Le tourisme est au cœur de l’économie mauricienne, et ses représentants n’entendent pas laisser ce fait passer inaperçu. À quelques semaines de la présentation du budget national 2026, les professionnels du secteur ont formalisé leurs attentes auprès des autorités, réclamant un engagement plus résolu de l’État en faveur de cette industrie structurante.
La compétitivité figure en tête de leurs préoccupations. Dans un océan Indien où plusieurs destinations se disputent âprement une clientèle internationale, les acteurs mauriciens estiment qu’un soutien accru de l’État est indispensable pour défendre — et consolider — la position du pays face à ses concurrents directs.

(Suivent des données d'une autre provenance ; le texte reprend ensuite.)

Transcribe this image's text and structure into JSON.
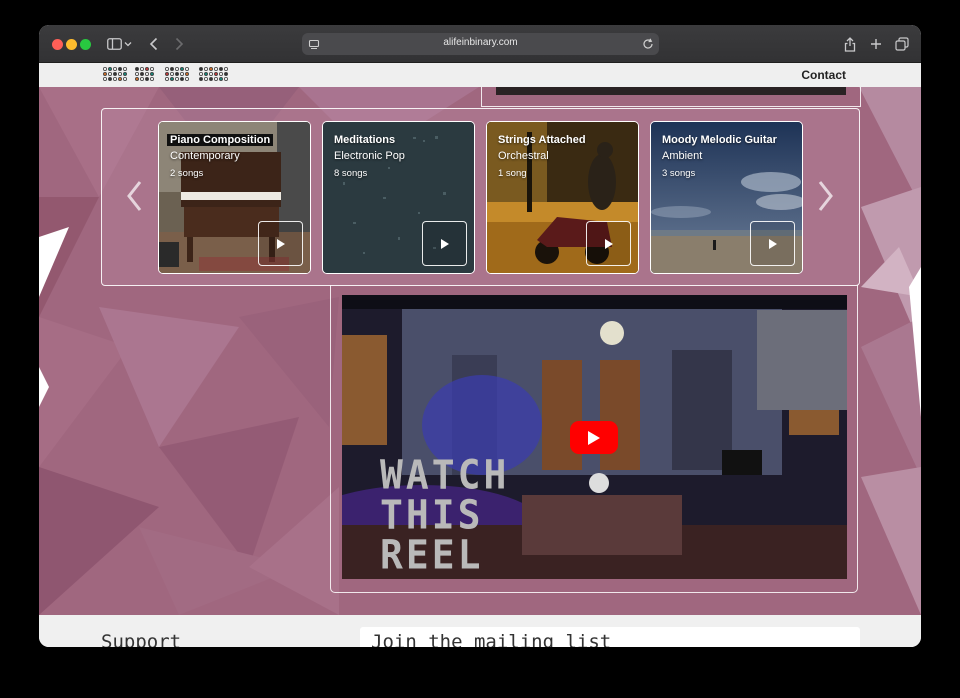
{
  "browser": {
    "url": "alifeinbinary.com",
    "icons": [
      "sidebar-icon",
      "chevron-down-icon",
      "back-icon",
      "forward-icon",
      "site-settings-icon",
      "reload-icon",
      "share-icon",
      "new-tab-icon",
      "tabs-overview-icon"
    ]
  },
  "header": {
    "contact_label": "Contact"
  },
  "playlists": [
    {
      "title": "Piano Composition",
      "genre": "Contemporary",
      "count": "2 songs"
    },
    {
      "title": "Meditations",
      "genre": "Electronic Pop",
      "count": "8 songs"
    },
    {
      "title": "Strings Attached",
      "genre": "Orchestral",
      "count": "1 song"
    },
    {
      "title": "Moody Melodic Guitar",
      "genre": "Ambient",
      "count": "3 songs"
    }
  ],
  "video": {
    "overlay_lines": [
      "WATCH",
      "THIS",
      "REEL"
    ]
  },
  "footer": {
    "support_heading": "Support",
    "mailing_heading": "Join the mailing list"
  },
  "colors": {
    "hero_background": "#a0677f",
    "youtube_red": "#ff0000"
  }
}
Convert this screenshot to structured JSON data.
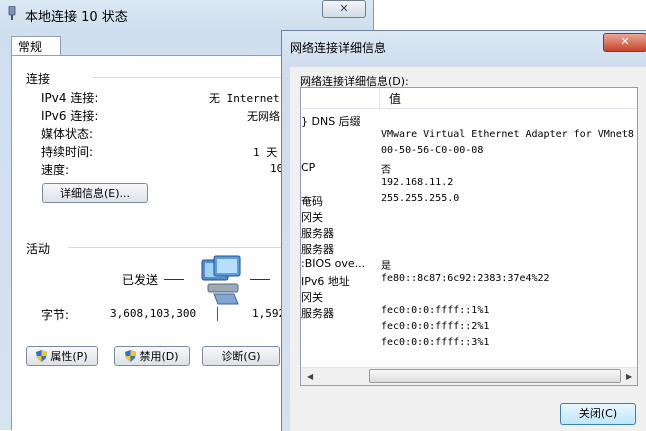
{
  "main_window": {
    "title": "本地连接 10 状态",
    "close_glyph": "✕",
    "tab_label": "常规",
    "connection_section": "连接",
    "fields": [
      {
        "label": "IPv4 连接:",
        "value": "无 Internet"
      },
      {
        "label": "IPv6 连接:",
        "value": "无网络"
      },
      {
        "label": "媒体状态:",
        "value": ""
      },
      {
        "label": "持续时间:",
        "value": "1 天"
      },
      {
        "label": "速度:",
        "value": "10"
      }
    ],
    "details_button": "详细信息(E)...",
    "activity_section": "活动",
    "sent_label": "已发送",
    "bytes_label": "字节:",
    "bytes_sent": "3,608,103,300",
    "bytes_received": "1,592",
    "properties_button": "属性(P)",
    "disable_button": "禁用(D)",
    "diagnose_button": "诊断(G)"
  },
  "details_window": {
    "title": "网络连接详细信息",
    "close_glyph": "✕",
    "caption": "网络连接详细信息(D):",
    "column_value": "值",
    "rows": [
      {
        "key": "} DNS 后缀",
        "value": ""
      },
      {
        "key": "",
        "value": "VMware Virtual Ethernet Adapter for VMnet8"
      },
      {
        "key": "",
        "value": "00-50-56-C0-00-08"
      },
      {
        "key": "CP",
        "value": "否"
      },
      {
        "key": "",
        "value": "192.168.11.2"
      },
      {
        "key": "奄码",
        "value": "255.255.255.0"
      },
      {
        "key": "冈关",
        "value": ""
      },
      {
        "key": "服务器",
        "value": ""
      },
      {
        "key": " 服务器",
        "value": ""
      },
      {
        "key": ":BIOS ove...",
        "value": "是"
      },
      {
        "key": " IPv6 地址",
        "value": "fe80::8c87:6c92:2383:37e4%22"
      },
      {
        "key": "冈关",
        "value": ""
      },
      {
        "key": "服务器",
        "value": "fec0:0:0:ffff::1%1"
      },
      {
        "key": "",
        "value": "fec0:0:0:ffff::2%1"
      },
      {
        "key": "",
        "value": "fec0:0:0:ffff::3%1"
      }
    ],
    "close_button": "关闭(C)",
    "scroll_left": "◀",
    "scroll_right": "▶"
  },
  "colors": {
    "title_bg": "#d6e3f0",
    "close_red": "#c7432a"
  }
}
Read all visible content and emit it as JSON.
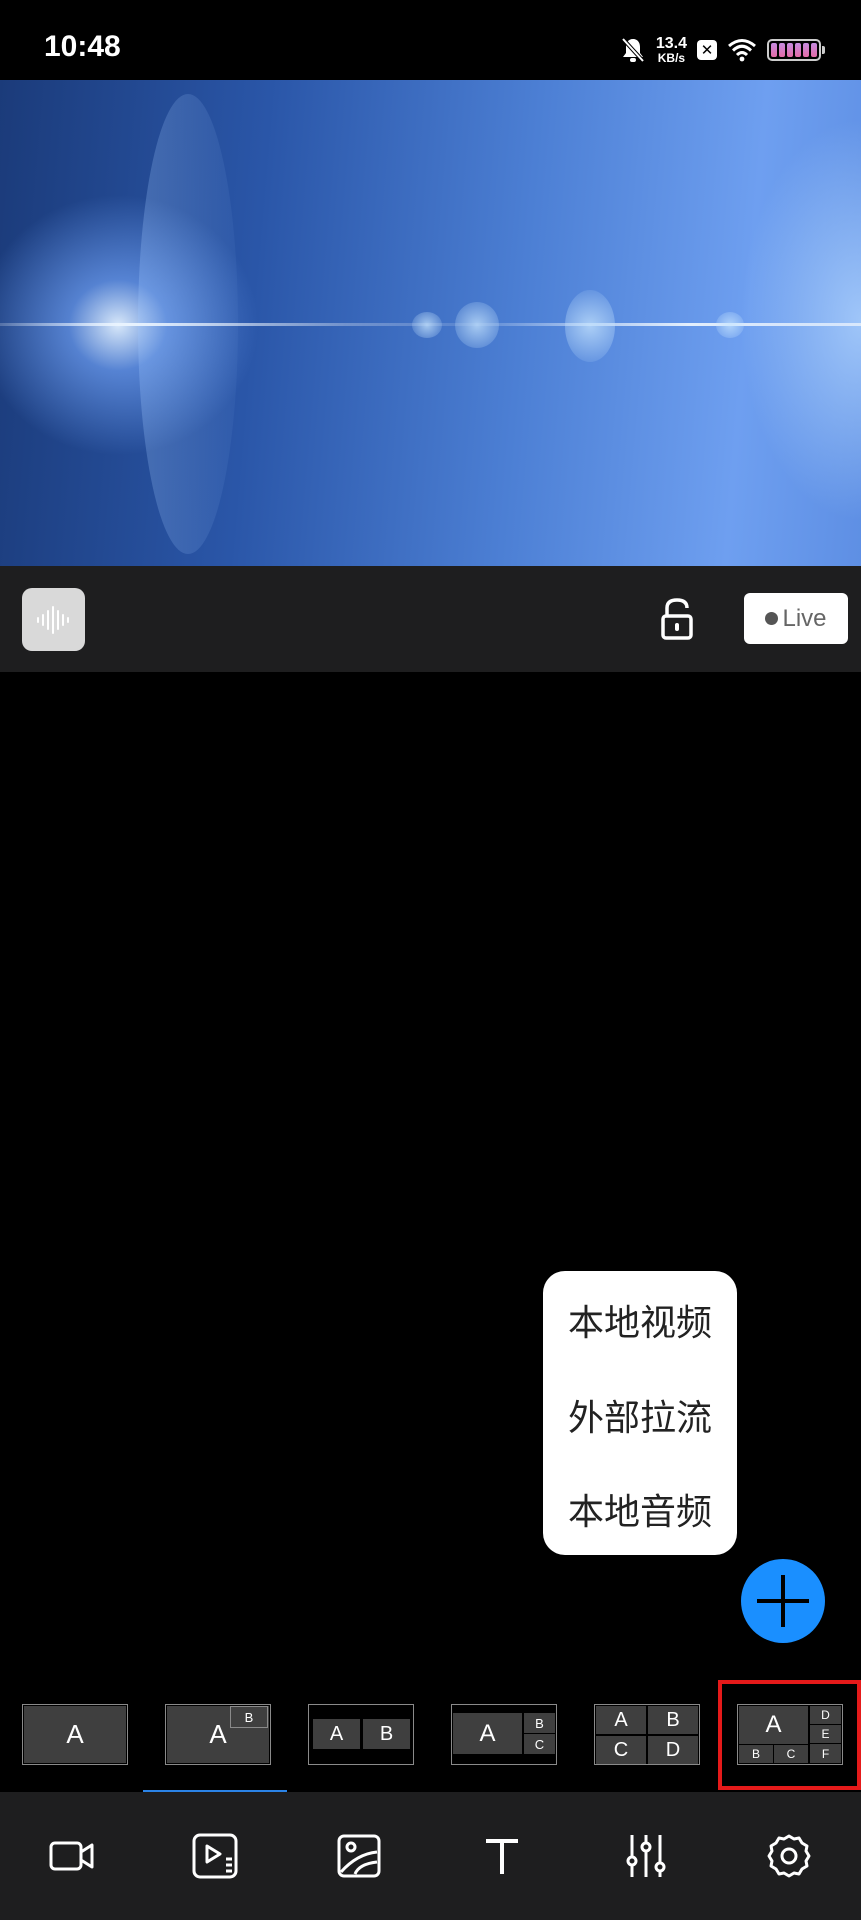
{
  "status_bar": {
    "time": "10:48",
    "net_speed_value": "13.4",
    "net_speed_unit": "KB/s",
    "icons": [
      "bell-off-icon",
      "x-notification-icon",
      "wifi-icon",
      "battery-icon"
    ]
  },
  "controls": {
    "audio_icon": "audio-waveform-icon",
    "lock_icon": "unlock-icon",
    "live_label": "Live"
  },
  "add_menu": {
    "items": [
      "本地视频",
      "外部拉流",
      "本地音频"
    ],
    "fab_icon": "plus-icon"
  },
  "layouts": [
    {
      "name": "layout-single",
      "labels": [
        "A"
      ]
    },
    {
      "name": "layout-pip",
      "labels": [
        "A",
        "B"
      ]
    },
    {
      "name": "layout-split-2",
      "labels": [
        "A",
        "B"
      ]
    },
    {
      "name": "layout-main-2",
      "labels": [
        "A",
        "B",
        "C"
      ]
    },
    {
      "name": "layout-grid-4",
      "labels": [
        "A",
        "B",
        "C",
        "D"
      ]
    },
    {
      "name": "layout-main-5",
      "labels": [
        "A",
        "B",
        "C",
        "D",
        "E",
        "F"
      ],
      "selected": true
    }
  ],
  "bottom_nav": {
    "active_index": 1,
    "items": [
      "camera-icon",
      "video-playlist-icon",
      "image-icon",
      "text-icon",
      "mixer-sliders-icon",
      "settings-gear-icon"
    ]
  },
  "colors": {
    "accent": "#1a8fff",
    "selection": "#e51a1a",
    "tab_indicator": "#2b83e6",
    "bar_background": "#1e1e1f"
  }
}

Leurs demandes s’articulent autour de trois priorités concrètes : le développement des infrastructures, l’intensification des campagnes de promotion à l’international et le renforcement de la formation professionnelle. Des leviers présentés comme autant de conditions à la modernisation durable du secteur.
Sur le fond, la conviction qui réunit la profession reste la même : le tourisme demeure l’un des piliers de l’économie mauricienne et, à ce titre, doit continuer à se transformer pour répondre aux attentes sans cesse renouvelées des voyageurs du monde entier.